The article highlights the key provision of the labour code and how it will help in removing the various hurdles faced by the key stakeholders.

Increase in the threshold for closure/lay-off and its impact

  • The Industrial Relations Code 2020 increased the threshold for retrenchment/closure or lay-off without requiring government approval, from 100 to 300 workers.
  • This will help in addressing the matter of expansion of the firms.
  • In 2014, Rajasthan had increased the threshold of taking prior permission of the government before retrenchment.
  • The reform has helped firms to set up larger operations in Rajasthan, and the same amendment was followed by 15 states.

Fixed Term Employment(FTE): Ensuring flexibility and tackling exploitation

  • In many jobs employees are required for a few months such as infrastructure projects, textiles and garments, food and agro-processing, etc.
  • However, the contractual employment workforce is quite often exploited with respect to wages, social security, and working conditions as well as welfare facilities.
  • Fixed Term Employment is an intervention to enable the hiring of employees directly instead of hiring through contractors, which will ensure flexibility.
  • For employees, all statutory entitlements and service conditions equivalent to those of a regular employee have now been made applicable.
  • The Code on Industrial Relations also extends the benefit of gratuity even for an FTE contract of one year, which is five years in the case of regular employees.

Strengthening the formal economy

  • The inclusion of the gig and platform workers in the Social Security Code 2020 is a step towards strengthening the formal economy.
  • The provision for insurance coverage has been extended to plantation workers, and free annual health check-ups and a bipartite safety committee has been introduced for establishments such as factories, mines and plantation sectors in place of hazardous factories.
  • The ESIC and EPFO requirements will now apply to establishments employing less than 10 and 20 workers respectively on a volunteer basis.

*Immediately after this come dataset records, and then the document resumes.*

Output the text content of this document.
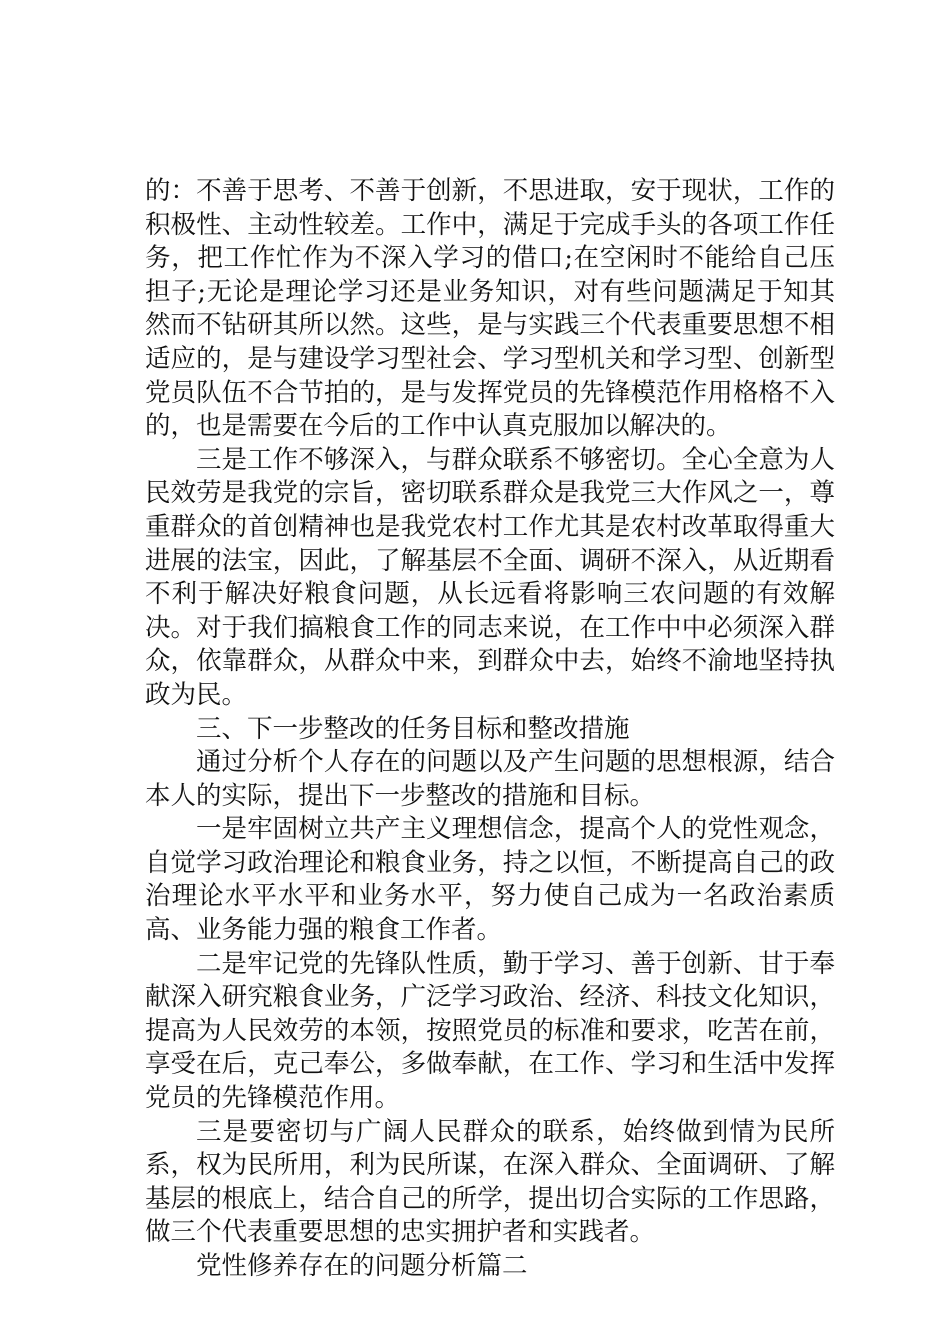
的：不善于思考、不善于创新，不思进取，安于现状，工作的积极性、主动性较差。工作中，满足于完成手头的各项工作任务，把工作忙作为不深入学习的借口;在空闲时不能给自己压担子;无论是理论学习还是业务知识，对有些问题满足于知其然而不钻研其所以然。这些，是与实践三个代表重要思想不相适应的，是与建设学习型社会、学习型机关和学习型、创新型党员队伍不合节拍的，是与发挥党员的先锋模范作用格格不入的，也是需要在今后的工作中认真克服加以解决的。

三是工作不够深入，与群众联系不够密切。全心全意为人民效劳是我党的宗旨，密切联系群众是我党三大作风之一，尊重群众的首创精神也是我党农村工作尤其是农村改革取得重大进展的法宝，因此，了解基层不全面、调研不深入，从近期看不利于解决好粮食问题，从长远看将影响三农问题的有效解决。对于我们搞粮食工作的同志来说，在工作中中必须深入群众，依靠群众，从群众中来，到群众中去，始终不渝地坚持执政为民。

三、下一步整改的任务目标和整改措施

通过分析个人存在的问题以及产生问题的思想根源，结合本人的实际，提出下一步整改的措施和目标。

一是牢固树立共产主义理想信念，提高个人的党性观念，自觉学习政治理论和粮食业务，持之以恒，不断提高自己的政治理论水平水平和业务水平，努力使自己成为一名政治素质高、业务能力强的粮食工作者。

二是牢记党的先锋队性质，勤于学习、善于创新、甘于奉献深入研究粮食业务，广泛学习政治、经济、科技文化知识，提高为人民效劳的本领，按照党员的标准和要求，吃苦在前，享受在后，克己奉公，多做奉献，在工作、学习和生活中发挥党员的先锋模范作用。

三是要密切与广阔人民群众的联系，始终做到情为民所系，权为民所用，利为民所谋，在深入群众、全面调研、了解基层的根底上，结合自己的所学，提出切合实际的工作思路，做三个代表重要思想的忠实拥护者和实践者。

党性修养存在的问题分析篇二
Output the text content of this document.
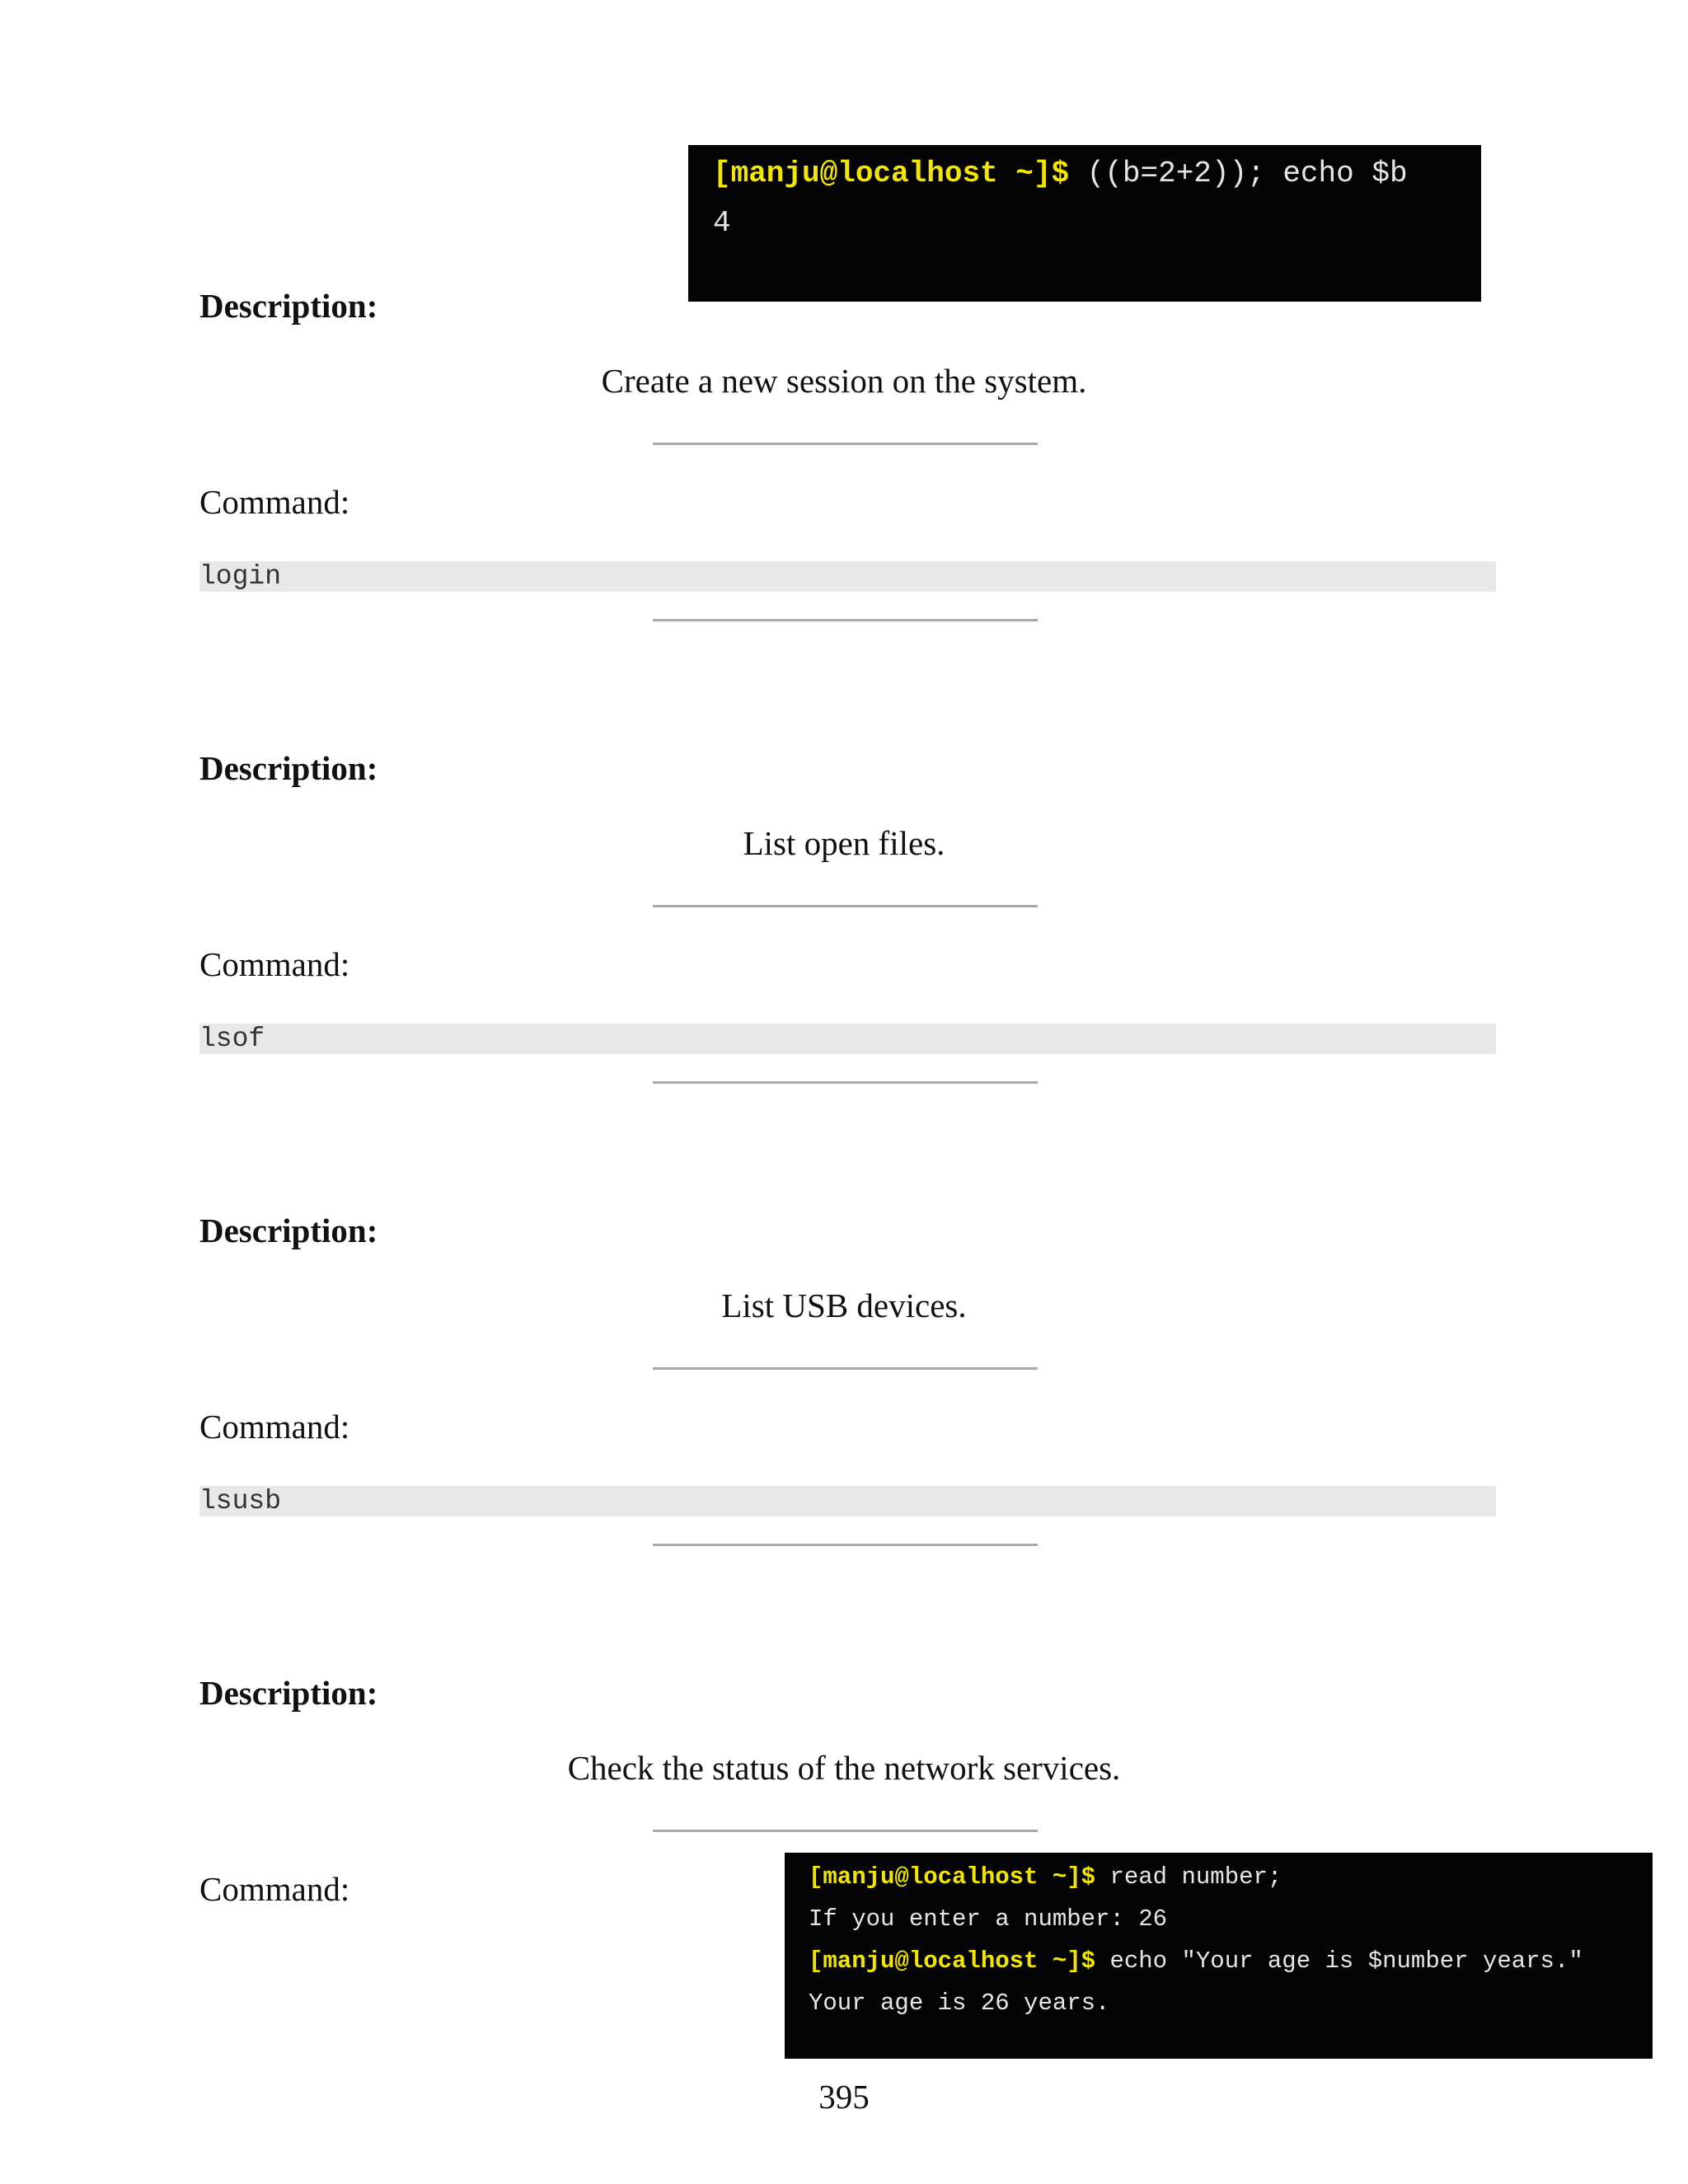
[manju@localhost ~]$ ((b=2+2)); echo $b
4
Description:
Create a new session on the system.
Command:
login
Description:
List open files.
Command:
lsof
Description:
List USB devices.
Command:
lsusb
Description:
Check the status of the network services.
Command:	[manju@localhost ~]$ read number;
If you enter a number: 26
[manju@localhost ~]$ echo "Your age is $number years."
Your age is 26 years.
395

Ensuring female labour force participation

  • Falling women’s workforce participation in India has been a matter of concern for a long time.
  • Female labour force participation is a driver of growth and, therefore, participation rates indicate the potential for a country to grow more rapidly.
  • The new Code ensures the employment of women in night shifts for all types of work.

Expansions of the provisions for migrant workers

  • The Occupational Health, Safety & Working Conditions Code expands the definition of a migrant worker.
  • The expanded definition includes workers who would be directly employed by the employer besides those employed through a contractor.
  • Also a migrant, who comes on his own to the destination state, can declare himself a migrant worker by registering on an electronic portal.
  • Registration on the portal has been simplified and there is no requirement of any other document except Aadhaar.
  • For de-licencing/de-registration, it is mandated to notify registering officers about the closure of their establishment and certify payment of dues to all employed workers.
  • This will ensure that workers will not be exploited even during the closure of the concerned establishment.

Other provisions

  • The introduction of a concept of conducting web-based inspections can be seen as an attempt of matching corporate needs in the digital world.
  • The provision for a 14-day notice period before strikes and lockdowns would allow both workers and employers to attempt resolving the issues.
  •  The codes also promote lifelong learning mechanism to match the evolving skill sets required for technology and process changes through the introduction of a reskilling fund.

Consider the question “What are the various provision added in the three labour code and how it will help revive the economy and tackle barriers in the expansion of firms?”

Conclusion

The reform measures address basic needs — to revive the economy and tackle barriers in the expansion of firms. Moreover, they promote the employment of women as well as reskilling of the workforce for the deployment of migrants.